10. A means for obtaining a measured value of the coronary blood flow rate at maximum hyperemia (Q(hyp.)), and a means for calculating a blood pressure corrected Q(hyp.) by using the linear relationship between the coronary blood flow rate at maximum hyperemia (Q(hyp.)) and the arteriovenous pressure difference (ΔP(a-v)), and converting the measured value of the coronary blood flow rate at maximum hyperemia (Q(hyp.)) obtained by the Q(hyp.) acquisition means to a value under the condition of an arbitrary specific value (ΔPs) of the arteriovenous pressure difference (ΔP(a-v)), A coronary blood flow measuring device characterized by having a calculation means for calculating at least one value of a body surface area corrected Q(hyp.) or a blood pressure / body surface area corrected Q(hyp.) by correcting the measured value of the maximum hypertensive coronary blood flow (Q(hyp.)) obtained by the Q(hyp.) acquisition means or the blood pressure corrected Q(hyp.) (cQ(hyp.)) obtained by the cQ(hyp.) calculation means, using the body size values of the target patient.
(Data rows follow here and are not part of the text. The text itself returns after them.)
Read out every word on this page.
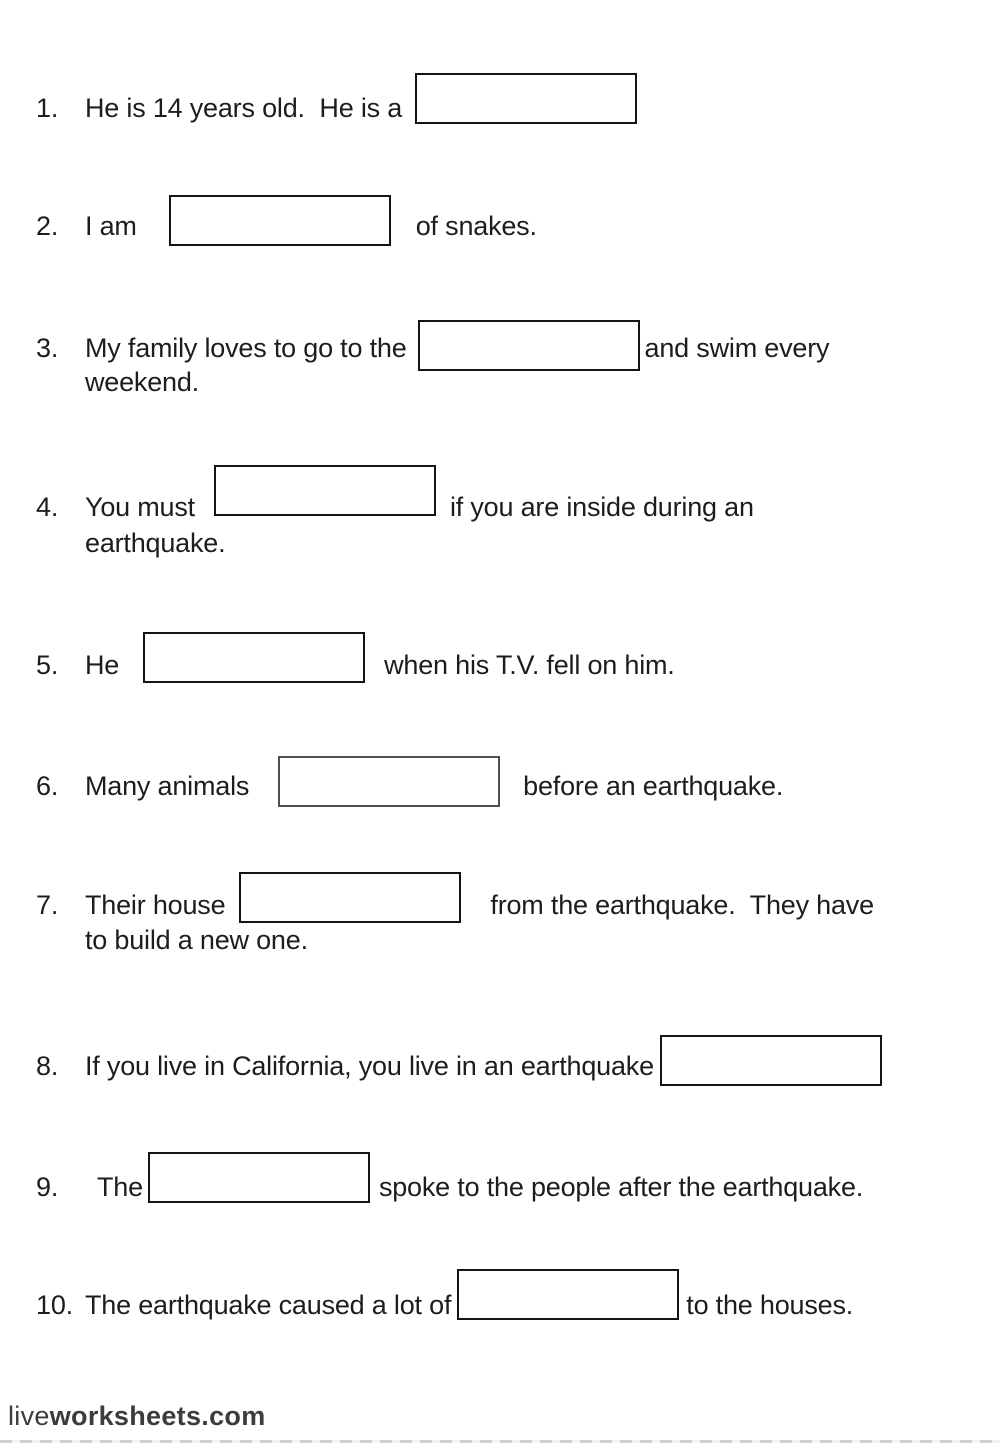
1. He is 14 years old.  He is a
2. I am	of snakes.
3. My family loves to go to the	and swim every
weekend.
4. You must	if you are inside during an
earthquake.
5. He	when his T.V. fell on him.
6. Many animals	before an earthquake.
7. Their house	from the earthquake.  They have
to build a new one.
8. If you live in California, you live in an earthquake
9.	The	spoke to the people after the earthquake.
10. The earthquake caused a lot of	to the houses.
liveworksheets.com
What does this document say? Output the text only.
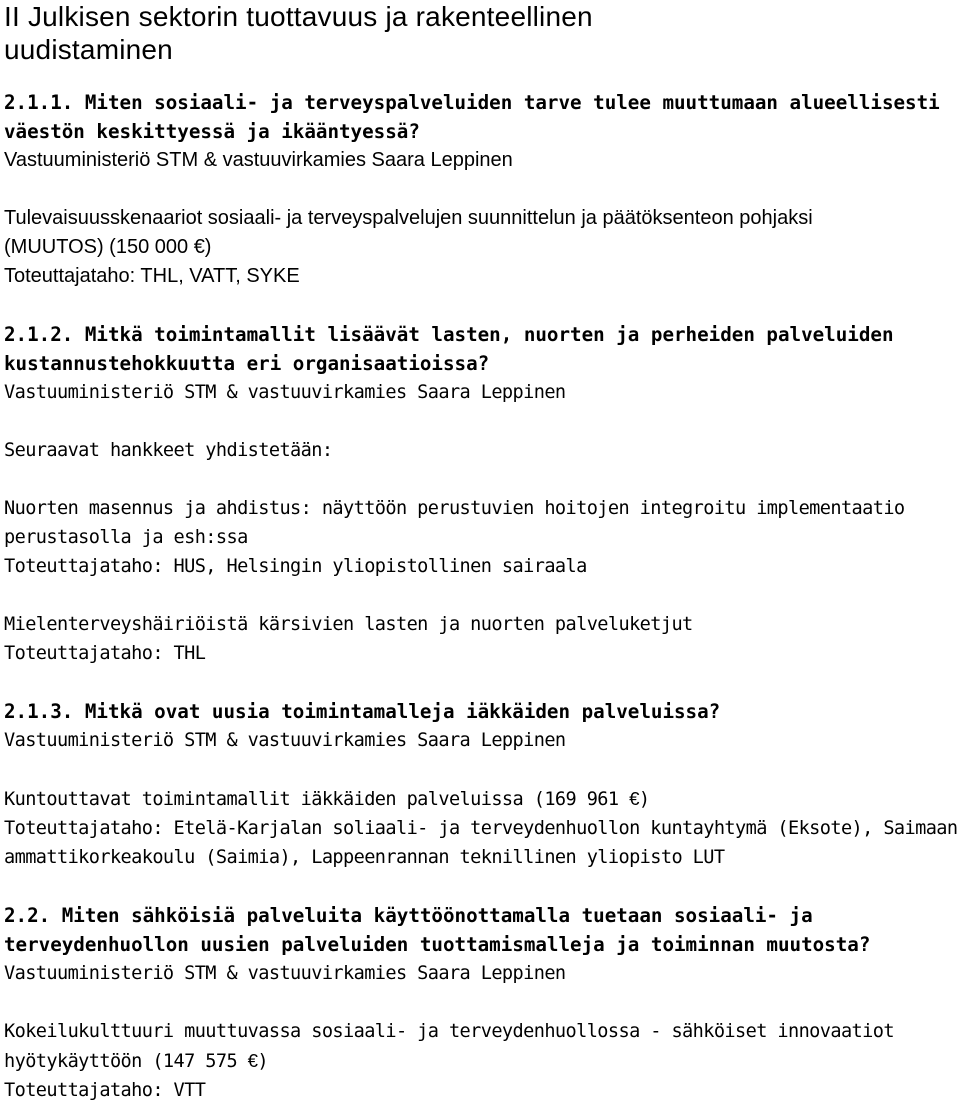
II Julkisen sektorin tuottavuus ja rakenteellinen
uudistaminen
2.1.1. Miten sosiaali- ja terveyspalveluiden tarve tulee muuttumaan alueellisesti
väestön keskittyessä ja ikääntyessä?
Vastuuministeriö STM & vastuuvirkamies Saara Leppinen
Tulevaisuusskenaariot sosiaali- ja terveyspalvelujen suunnittelun ja päätöksenteon pohjaksi
(MUUTOS) (150 000 €)
Toteuttajataho: THL, VATT, SYKE
2.1.2. Mitkä toimintamallit lisäävät lasten, nuorten ja perheiden palveluiden
kustannustehokkuutta eri organisaatioissa?
Vastuuministeriö STM & vastuuvirkamies Saara Leppinen
Seuraavat hankkeet yhdistetään:
Nuorten masennus ja ahdistus: näyttöön perustuvien hoitojen integroitu implementaatio
perustasolla ja esh:ssa
Toteuttajataho: HUS, Helsingin yliopistollinen sairaala
Mielenterveyshäiriöistä kärsivien lasten ja nuorten palveluketjut
Toteuttajataho: THL
2.1.3. Mitkä ovat uusia toimintamalleja iäkkäiden palveluissa?
Vastuuministeriö STM & vastuuvirkamies Saara Leppinen
Kuntouttavat toimintamallit iäkkäiden palveluissa (169 961 €)
Toteuttajataho: Etelä-Karjalan soliaali- ja terveydenhuollon kuntayhtymä (Eksote), Saimaan
ammattikorkeakoulu (Saimia), Lappeenrannan teknillinen yliopisto LUT
2.2. Miten sähköisiä palveluita käyttöönottamalla tuetaan sosiaali- ja
terveydenhuollon uusien palveluiden tuottamismalleja ja toiminnan muutosta?
Vastuuministeriö STM & vastuuvirkamies Saara Leppinen
Kokeilukulttuuri muuttuvassa sosiaali- ja terveydenhuollossa - sähköiset innovaatiot
hyötykäyttöön (147 575 €)
Toteuttajataho: VTT
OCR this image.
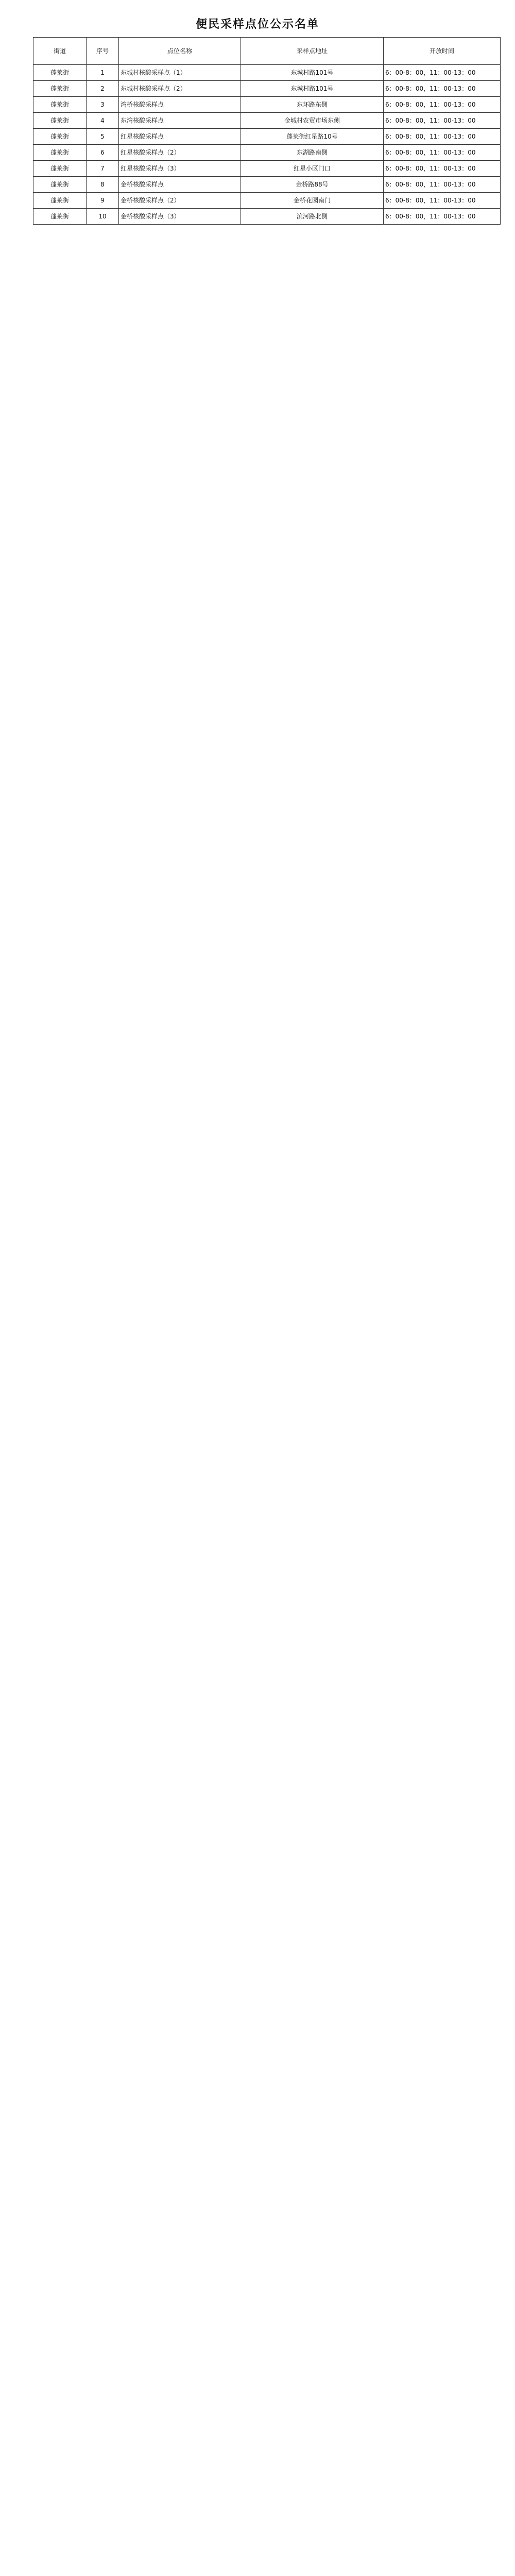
便民采样点位公示名单
街道	序号	点位名称	采样点地址	开放时间
蓬莱街	1	东城村核酸采样点（1）	东城村路101号	6：00-8：00，11：00-13：00
蓬莱街	2	东城村核酸采样点（2）	东城村路101号	6：00-8：00，11：00-13：00
蓬莱街	3	湾桥核酸采样点	东环路东侧	6：00-8：00，11：00-13：00
蓬莱街	4	东湾核酸采样点	金城村农贸市场东侧	6：00-8：00，11：00-13：00
蓬莱街	5	红星核酸采样点	蓬莱街红星路10号	6：00-8：00，11：00-13：00
蓬莱街	6	红星核酸采样点（2）	东湖路南侧	6：00-8：00，11：00-13：00
蓬莱街	7	红星核酸采样点（3）	红星小区门口	6：00-8：00，11：00-13：00
蓬莱街	8	金桥核酸采样点	金桥路88号	6：00-8：00，11：00-13：00
蓬莱街	9	金桥核酸采样点（2）	金桥花园南门	6：00-8：00，11：00-13：00
蓬莱街	10	金桥核酸采样点（3）	滨河路北侧	6：00-8：00，11：00-13：00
11. A CFV (hyp.) acquisition means for acquiring a measured value of the total coronary blood flow rate (CFV (hyp.)) at maximum hyperemia, and a blood pressure-corrected total coronary blood flow rate (cCFV (hyp.)) obtained by converting the measured value of the total coronary blood flow rate (CFV (hyp.)) acquired by the CFV (hyp.) acquisition means to a value under the condition of an arbitrary specific value (ΔPs) of the arteriovenous pressure difference (ΔP (a-v)), using the linear relationship between the total coronary blood flow rate (CFV (hyp.)) at maximum hyperemia and the arteriovenous pressure difference (ΔP (a-v)), A coronary blood flow determination device characterized by having an ischemic heart disease determination means that determines the presence or absence of ischemic heart disease using at least one value from the following: the measured value of the total coronary blood flow at maximum congestion (CFV(hyp.)) obtained by the CFV(hyp.) acquisition means, or the surface area corrected CFV(hyp.) or the blood pressure / surface area corrected total coronary blood flow index at maximum congestion (cCFI) obtained by correcting the blood pressure corrected total coronary blood flow at maximum congestion (cCFV(hyp.)) using the body size values of the target patient.
12. The system includes a CFR acquisition means for acquiring a calculated value of coronary flow reserve (CFR), and a cCFR calculation means for calculating blood pressure-corrected CFR (cCFR) by using the linear relationship between the coronary blood flow rate at maximum hyperemia (Q(hyp.)) and the arteriovenous pressure difference (ΔP(a-v)), and converting the calculated value of coronary flow reserve (CFR) acquired by the CFR acquisition means to a value under the condition of an arbitrary specific value (ΔPs) of the arteriovenous pressure difference (ΔP(a-v)). The coronary blood flow determination device according to claim 11, wherein the ischemic heart disease determination means determines the presence or absence of ischemic heart disease using, in addition to at least one value of the blood pressure-corrected total coronary blood flow at maximum congestion (cCFV(hyp.)), the body surface area-corrected CFV(hyp.), or the blood pressure / body surface area-corrected total coronary blood flow index at maximum congestion (cCFI), the value of the blood pressure-corrected CFR (cCFR) obtained by the cCFR calculation means.